Bringing in more supply, on the other hand, is now more difficult than before the pandemic. ESG issues and the energy transition for the international majors, as well as the rediscovered capital discipline that still prevails among American shale producers, combine with supply chain bottlenecks, labor shortages and cost inflation. $100 oil could unleash significantly more U.S. oil production, in theory, but supply chain constraints and record frac sand prices are likely to temper growth, Rystad analysts say Energy to say.

Global supply-side investment increased in 2021 compared to 2020 and is also expected to increase this year, but it will still lag behind pre-pandemic levels, according to all forecasters. The oil majors haven’t boosted exploration investment too much, while the US shale essentially needs to increase investment just to keep production flat. According to the International Energy Agency (IEA), the oil majors’ share of overall upstream spending is now at 25 percentcompared to nearly 40% in the mid-2010s.

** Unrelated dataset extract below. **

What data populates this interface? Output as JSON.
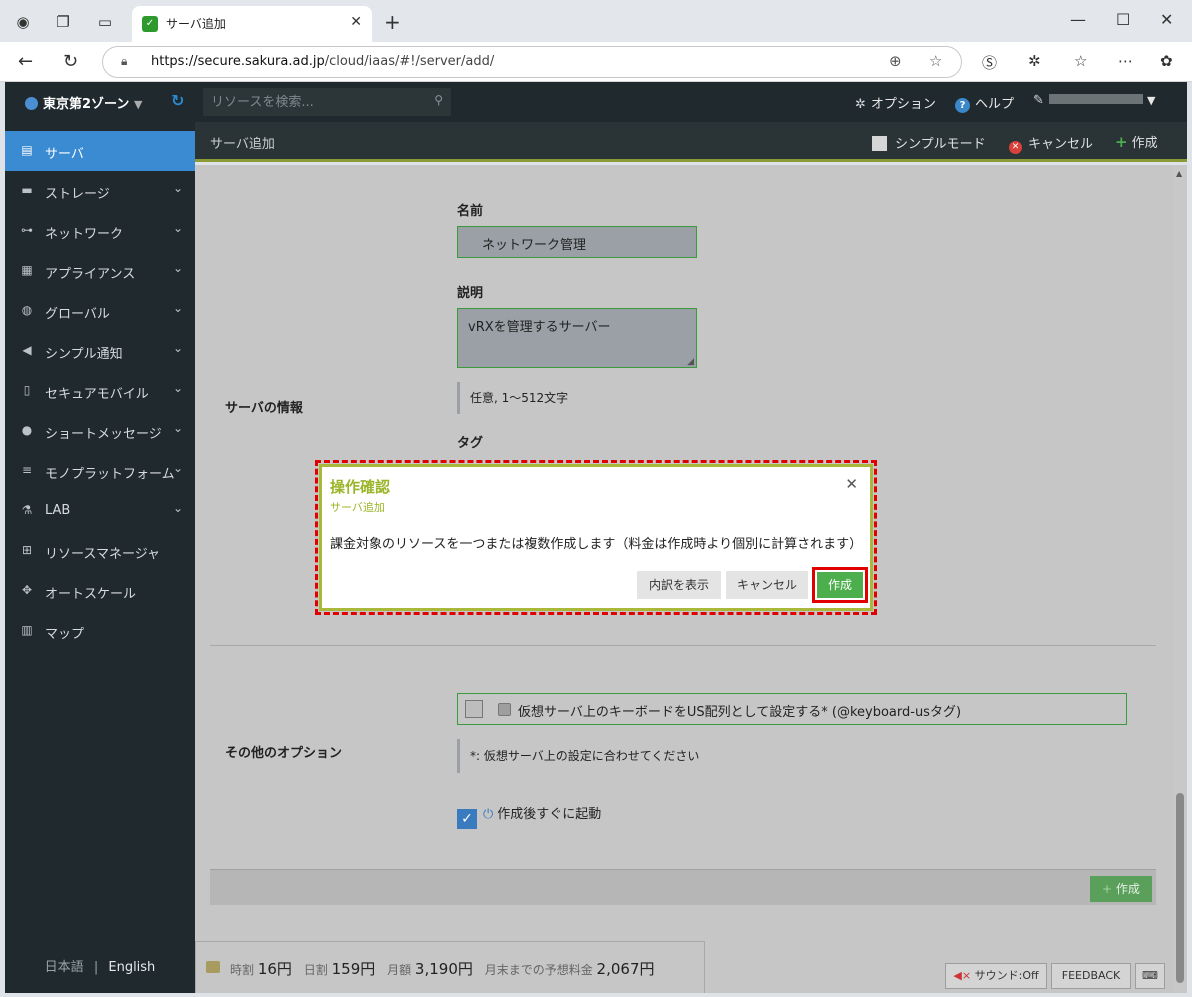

Unlike the oil majors, national oil companies, particularly Abu Dhabi’s ADNOC and Saudi Aramco, are investing more in new supplies as they each seek to increase their respective production capacities by 1 million barrels per day ( bpd) by the end of this decade.

In the short term, however, market fundamentals indicate that supply is lagging behind the rebound in demand, pushing oil prices higher, along with the threat of possible disruption in the supply of Russian oil due to the Ukrainian crisis.

Analysts say the short-term cure for high oil prices is for them to reach the point where they will start to weigh on demand. It looks like we’re not there yet.

In previous bull cycles, $80 seemed to be the point at which major oil consuming nations began to plead with producers for more supply. We are now well past that point, and as pleads with OPEC+ pumping more oil continues, the alliance is not changing course – for now – and the few producers with spare capacity are not compensating for a massive overall underproduction in those without this capacity.

Oil could be pegged at $100 and even higher later this year, analysts said CNBC this week.

“We could be ahead, but the main cornerstone of our thesis over the next year or more, assuming the macro economy holds up, is that the oil cycle will rise until it finds a level. of demand destruction,” Michael Tran, commodities and digital intelligence strategist at RBC Capital Markets, wrote in a note carried by CNBC.

“Historically, markets driven higher by tight commodity and crude inventories are difficult to resolve absent a demand destruction event or a supply surge, which do not seem to be on the horizon,” according to RBC Capital Markets.